OldSchool
OldSchool

Reputation: 2183

How Jump instruction is executed based on value of Out- The Alu Output

j1, j2 and j3 are bits for the jump instruction and comp instructions are the computation instructions like add etc.

Figure from The Elements of Computer System (Nand2Tetris)

Have a look at the scenario where

 j1 = 1 (out < 0 )
 j2 = 0 (out = 0 )
 j3 = 1 (out > 0 )

How this scenario is possible as out < 0 is true as well as out > 0 but out = 0 is false. How out can have both positive and negative values at the same time?

In other words when JNE instruction is going to execute although it theoretically seems possible to me but practically its not?

Upvotes: 1

Views: 1001

Answers (2)

Peter Cordes
Peter Cordes

Reputation: 364160

The mnemonic makes sense if those are match-any conditions, not match-all. i.e. jump if the difference is greater or less than zero, but not if it is zero.

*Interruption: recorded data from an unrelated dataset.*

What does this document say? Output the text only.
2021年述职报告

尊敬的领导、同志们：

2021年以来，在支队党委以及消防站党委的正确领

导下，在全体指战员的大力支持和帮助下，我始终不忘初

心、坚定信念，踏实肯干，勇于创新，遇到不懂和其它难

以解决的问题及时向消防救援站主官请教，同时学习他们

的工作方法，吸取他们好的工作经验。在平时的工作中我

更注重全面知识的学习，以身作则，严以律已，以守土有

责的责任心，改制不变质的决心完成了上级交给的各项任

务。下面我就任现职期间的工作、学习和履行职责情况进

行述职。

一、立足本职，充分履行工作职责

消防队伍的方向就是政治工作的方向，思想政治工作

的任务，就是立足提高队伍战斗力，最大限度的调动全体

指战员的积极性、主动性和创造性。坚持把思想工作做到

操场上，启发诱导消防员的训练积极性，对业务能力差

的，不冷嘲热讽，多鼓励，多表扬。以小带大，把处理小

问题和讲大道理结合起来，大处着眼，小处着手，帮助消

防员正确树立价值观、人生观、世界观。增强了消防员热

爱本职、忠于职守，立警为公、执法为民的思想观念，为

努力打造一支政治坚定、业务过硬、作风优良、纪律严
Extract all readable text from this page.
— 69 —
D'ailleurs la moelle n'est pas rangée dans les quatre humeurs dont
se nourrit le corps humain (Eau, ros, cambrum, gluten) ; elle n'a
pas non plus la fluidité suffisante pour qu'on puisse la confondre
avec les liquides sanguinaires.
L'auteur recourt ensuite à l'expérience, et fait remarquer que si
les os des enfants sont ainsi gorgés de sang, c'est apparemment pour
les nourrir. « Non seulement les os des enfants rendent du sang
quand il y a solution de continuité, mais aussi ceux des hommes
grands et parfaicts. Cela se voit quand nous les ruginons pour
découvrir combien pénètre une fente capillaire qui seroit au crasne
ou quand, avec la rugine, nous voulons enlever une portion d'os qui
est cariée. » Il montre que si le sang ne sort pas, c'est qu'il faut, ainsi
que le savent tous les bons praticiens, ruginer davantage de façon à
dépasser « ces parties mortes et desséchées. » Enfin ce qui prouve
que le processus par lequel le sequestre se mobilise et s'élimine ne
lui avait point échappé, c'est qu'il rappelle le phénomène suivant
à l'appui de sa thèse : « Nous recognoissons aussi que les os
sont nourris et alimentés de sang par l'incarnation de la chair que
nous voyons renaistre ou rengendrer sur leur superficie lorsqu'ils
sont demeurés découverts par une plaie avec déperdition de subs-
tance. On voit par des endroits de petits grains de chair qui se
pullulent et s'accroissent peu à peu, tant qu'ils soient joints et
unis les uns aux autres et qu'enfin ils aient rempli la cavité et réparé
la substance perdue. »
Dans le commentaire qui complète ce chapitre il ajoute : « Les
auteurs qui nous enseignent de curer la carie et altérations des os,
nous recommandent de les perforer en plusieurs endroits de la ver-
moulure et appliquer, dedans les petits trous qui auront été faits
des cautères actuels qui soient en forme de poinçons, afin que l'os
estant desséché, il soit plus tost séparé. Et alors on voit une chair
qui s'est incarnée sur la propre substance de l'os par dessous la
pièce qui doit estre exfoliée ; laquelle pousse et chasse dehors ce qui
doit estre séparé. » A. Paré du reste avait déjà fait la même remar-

Specifically, sub x, y / jne target works the usual way: it jumps if x and y were equal before the subtraction. (So the subtraction result is zero). This is what the if(out!=0) jump in the Effect column is talking about.

IDK the syntax for Nand2Tetris, but hopefully the idea is clear.


BTW, on x86 JNZ is a synonym for JNE, so you can use whichever one is semantically relevant. JNE only really makes sense after something that works as a compare, even though most operations set ZF based on whether the result is zero or not.

Upvotes: 1

Yuval Filmus
Yuval Filmus

Reputation: 413

If out < 0, the jump is executed if j1 = 1.

If out = 0, the jump is executed if j2 = 1.

If out > 0, the jump is executed if j3 = 1.

Hopefully now you can understand the table better. In particular, JNE is executed if out is non-zero, and is skipped if out is zero.